遺産分割ができていない状態で相続税の申告をするときは、小規模宅地等の特例を受けることはできません。ただし、その後に遺産分割をして相続税の申告をやり直すことで、小規模宅地等の特例を受けることができます。後から特例を受けるためには、申告書にあわせて所定の書類を提出しておく必要があります。
1.申告期限は10か月以内
相続税の申告と納税の期限は、通常、被相続人が亡くなった日の翌日から10か月以内となっています。この期限までに、相続人どうしで協議して遺産分割をするのが原則です。
しかしながら、相続人の人数が多かったり、海外に住んでいる相続人がいたりする場合は、話し合いの場を持つこと自体簡単なことではありません。さらに、相続人の間で意見の食い違いがあると、10か月以内に話し合いをまとめるのは難しくなります。
申告期限までに遺産分割が間に合わない場合は、それぞれの相続人が民法の法定相続分で遺産を相続したと仮定して税額を計算し、申告期限までに申告・納税します。たとえば、被相続人に配偶者と3人の子がいた場合、配偶者の法定相続分は遺産総額の2分の1となり、子の法定相続分は残りの2分の1を3人で分けた6分の1ずつとなります。
2.“申告期限後3年以内の分割見込書”を必ず提出する必要がある
申告期限に遺産分割が間に合わず、法定相続分にもとづいて相続税の申告をするときは、小規模宅地等の特例は受けられません。
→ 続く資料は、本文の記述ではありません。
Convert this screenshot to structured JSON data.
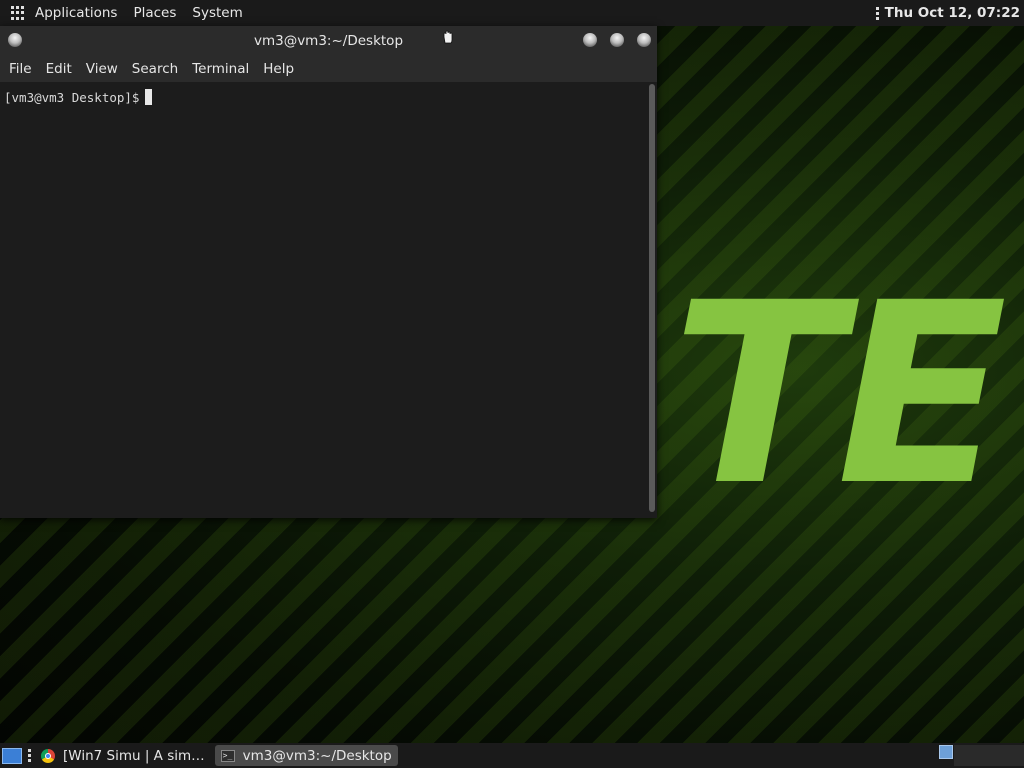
{
  "top_panel": {
    "menus": [
      "Applications",
      "Places",
      "System"
    ],
    "clock": "Thu Oct 12, 07:22"
  },
  "desktop": {
    "wallpaper_text": "TE",
    "wallpaper_color": "#86c441"
  },
  "terminal": {
    "title": "vm3@vm3:~/Desktop",
    "menu": [
      "File",
      "Edit",
      "View",
      "Search",
      "Terminal",
      "Help"
    ],
    "prompt": "[vm3@vm3 Desktop]$"
  },
  "taskbar": {
    "tasks": [
      {
        "icon": "chrome-icon",
        "label": "[Win7 Simu | A sim…",
        "active": false
      },
      {
        "icon": "terminal-icon",
        "label": "vm3@vm3:~/Desktop",
        "active": true
      }
    ]
  }
}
ただし、申告期限から3年以内に遺産分割をして申告をやり直すことで、特例を受けることができます。
特例を受けたい場合は、相続税の申告書にあわせて「申告期限後3年以内の分割見込書」を提出します。「申告期限後3年以内の分割見込書」には、遺産が分割されていない理由と分割の見込みの詳細を記載します。
3.遺産分割ができれば申告をやり直せる
法定相続分にもとづいて申告をした後で、遺産分割協議がまとまって遺産分割が行われた場合は、修正申告や更正の請求によって申告をやり直すことができます。申告をやり直すことで、小規模宅地等の特例を受けることができるようになります。
遺産分割をして税額を計算しなおした結果、納めた税額が不足する相続人は修正申告をします。逆に、納めた税額が多すぎた相続人は更正の請求をします。更正の請求は遺産分割が行われてから4か月以内にすることができます。
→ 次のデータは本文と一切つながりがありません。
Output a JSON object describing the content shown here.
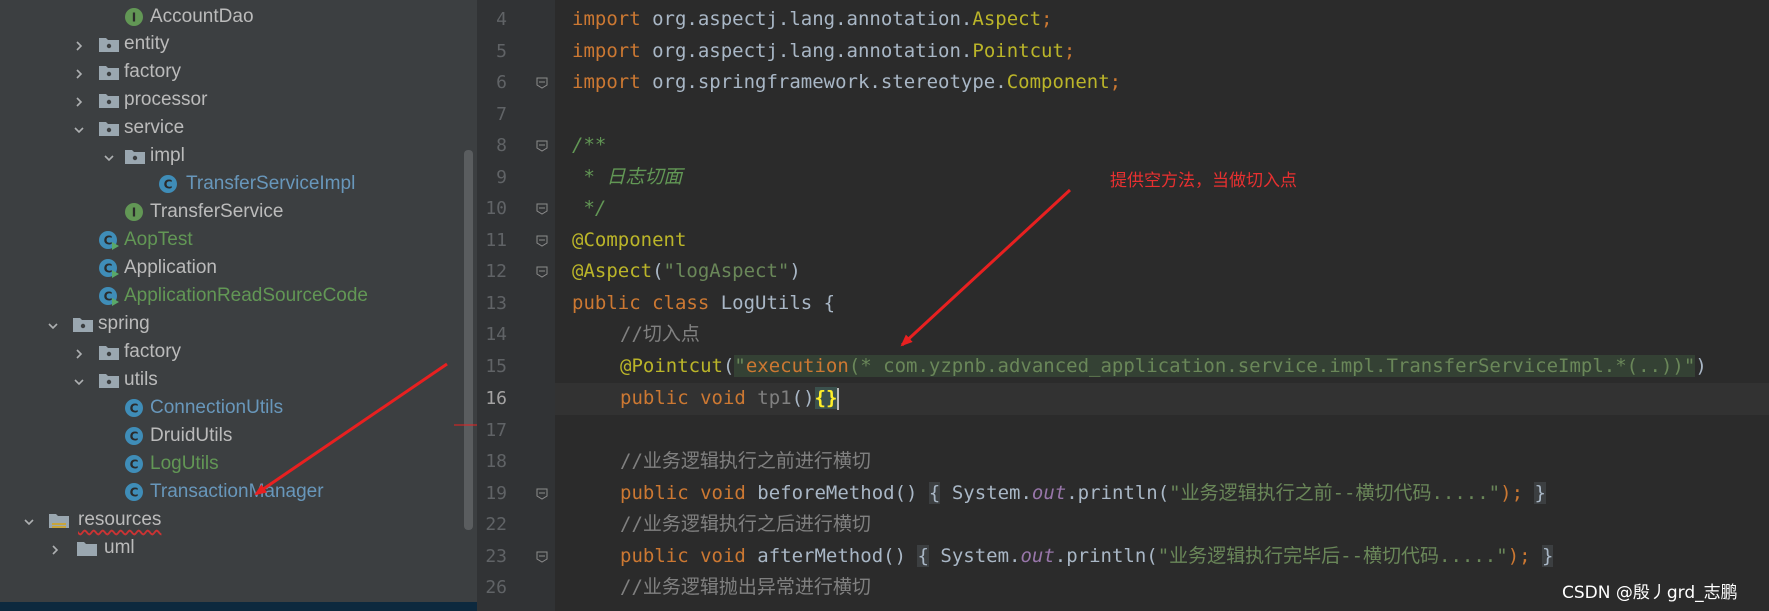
{
  "project_tree": {
    "items": [
      {
        "label": "AccountDao",
        "kind": "interface",
        "color": "#bbbbbb"
      },
      {
        "label": "entity",
        "kind": "package",
        "expanded": false
      },
      {
        "label": "factory",
        "kind": "package",
        "expanded": false
      },
      {
        "label": "processor",
        "kind": "package",
        "expanded": false
      },
      {
        "label": "service",
        "kind": "package",
        "expanded": true
      },
      {
        "label": "impl",
        "kind": "package",
        "expanded": true
      },
      {
        "label": "TransferServiceImpl",
        "kind": "class",
        "color": "#6897bb"
      },
      {
        "label": "TransferService",
        "kind": "interface",
        "color": "#bbbbbb"
      },
      {
        "label": "AopTest",
        "kind": "class-runnable",
        "color": "#629755"
      },
      {
        "label": "Application",
        "kind": "class-runnable",
        "color": "#bbbbbb"
      },
      {
        "label": "ApplicationReadSourceCode",
        "kind": "class-runnable",
        "color": "#629755"
      },
      {
        "label": "spring",
        "kind": "package",
        "expanded": true
      },
      {
        "label": "factory",
        "kind": "package",
        "expanded": false
      },
      {
        "label": "utils",
        "kind": "package",
        "expanded": true
      },
      {
        "label": "ConnectionUtils",
        "kind": "class",
        "color": "#6897bb"
      },
      {
        "label": "DruidUtils",
        "kind": "class",
        "color": "#bbbbbb"
      },
      {
        "label": "LogUtils",
        "kind": "class",
        "color": "#629755"
      },
      {
        "label": "TransactionManager",
        "kind": "class",
        "color": "#6897bb"
      },
      {
        "label": "resources",
        "kind": "resources-folder",
        "expanded": true
      },
      {
        "label": "uml",
        "kind": "folder",
        "expanded": false
      }
    ]
  },
  "editor": {
    "line_numbers": [
      "4",
      "5",
      "6",
      "7",
      "8",
      "9",
      "10",
      "11",
      "12",
      "13",
      "14",
      "15",
      "16",
      "17",
      "18",
      "19",
      "22",
      "23",
      "26"
    ],
    "current_line": "16",
    "code": {
      "l4": {
        "kw": "import",
        "pkg": " org.aspectj.lang.annotation.",
        "cls": "Aspect",
        "semi": ";"
      },
      "l5": {
        "kw": "import",
        "pkg": " org.aspectj.lang.annotation.",
        "cls": "Pointcut",
        "semi": ";"
      },
      "l6": {
        "kw": "import",
        "pkg": " org.springframework.stereotype.",
        "cls": "Component",
        "semi": ";"
      },
      "l8": {
        "doc": "/**"
      },
      "l9": {
        "doc": " * 日志切面"
      },
      "l10": {
        "doc": " */"
      },
      "l11": {
        "ann": "@Component"
      },
      "l12": {
        "ann": "@Aspect",
        "open": "(",
        "str": "\"logAspect\"",
        "close": ")"
      },
      "l13": {
        "kw1": "public",
        "kw2": "class",
        "name": " LogUtils {"
      },
      "l14": {
        "cmt": "//切入点"
      },
      "l15": {
        "ann": "@Pointcut",
        "open": "(",
        "q1": "\"",
        "exec": "execution",
        "expr": "(* com.yzpnb.advanced_application.service.impl.TransferServiceImpl.*(..))",
        "q2": "\"",
        "close": ")"
      },
      "l16": {
        "kw1": "public",
        "kw2": "void",
        "name": " tp1",
        "parens": "()",
        "brace": "{}"
      },
      "l18": {
        "cmt": "//业务逻辑执行之前进行横切"
      },
      "l19": {
        "kw1": "public",
        "kw2": "void",
        "name": " beforeMethod",
        "parens": "()",
        "ob": "{",
        "sys": " System.",
        "out": "out",
        "pr": ".println(",
        "str": "\"业务逻辑执行之前--横切代码.....\"",
        "end": ");",
        "cb": "}"
      },
      "l22": {
        "cmt": "//业务逻辑执行之后进行横切"
      },
      "l23": {
        "kw1": "public",
        "kw2": "void",
        "name": " afterMethod",
        "parens": "()",
        "ob": "{",
        "sys": " System.",
        "out": "out",
        "pr": ".println(",
        "str": "\"业务逻辑执行完毕后--横切代码.....\"",
        "end": ");",
        "cb": "}"
      },
      "l26": {
        "cmt": "//业务逻辑抛出异常进行横切"
      }
    }
  },
  "annotation_note": "提供空方法，当做切入点",
  "watermark": "CSDN @殷丿grd_志鹏",
  "colors": {
    "arrow": "#e82020"
  }
}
なお、申告をやり直すことができるのは、本来の申告期限から3年以内に遺産分割が行われた場合に限ります。
4.3年後も遺産分割できない場合
申告期限から3年以内に遺産分割ができない場合で、小規模宅地等の特例を受けたい場合は、「遺産が未分割であることについてやむを得ない事由がある旨の承認申請書」を提出しなければなりません。提出期限は、申告期限から3年を経過した日の翌日から2か月以内です。
やむを得ない事由とは、遺産分割にあたって訴訟が起こされている場合や、調停、審判の申立てがされている場合、または遺言で遺産分割が禁止されている場合などです。添付書類としてこれらの事由を証明する書類が求められます。
やむを得ない事由が解消した場合は、その日の翌日から4か月以内に遺産分割をしなければなりません。
5.まとめ
小規模宅地等の特例を受けるには、申告期限までに遺産分割を終えることが原則です、申告期限までに遺産分割が間に合わなかった場合は、特例が受けられません。
しかし、相続税の申告書にあわせて「申告期限後3年以内の分割見込書」を提出することで、遺産分割を待って特例を受けることができます。さらに、やむを得ない事由で3年以上遺産分割ができない場合は、「遺産が未分割であることについてやむを得ない事由がある旨の承認申請書」を提出することもできます。
このように小規模宅地等の特例を受けるための救済措置はあるものの、親族の間で長期間に遺産相続について話し合うことは、大変な労力を必要とします。できれは申告期限内に遺産分割がまとまるようにしたいものです。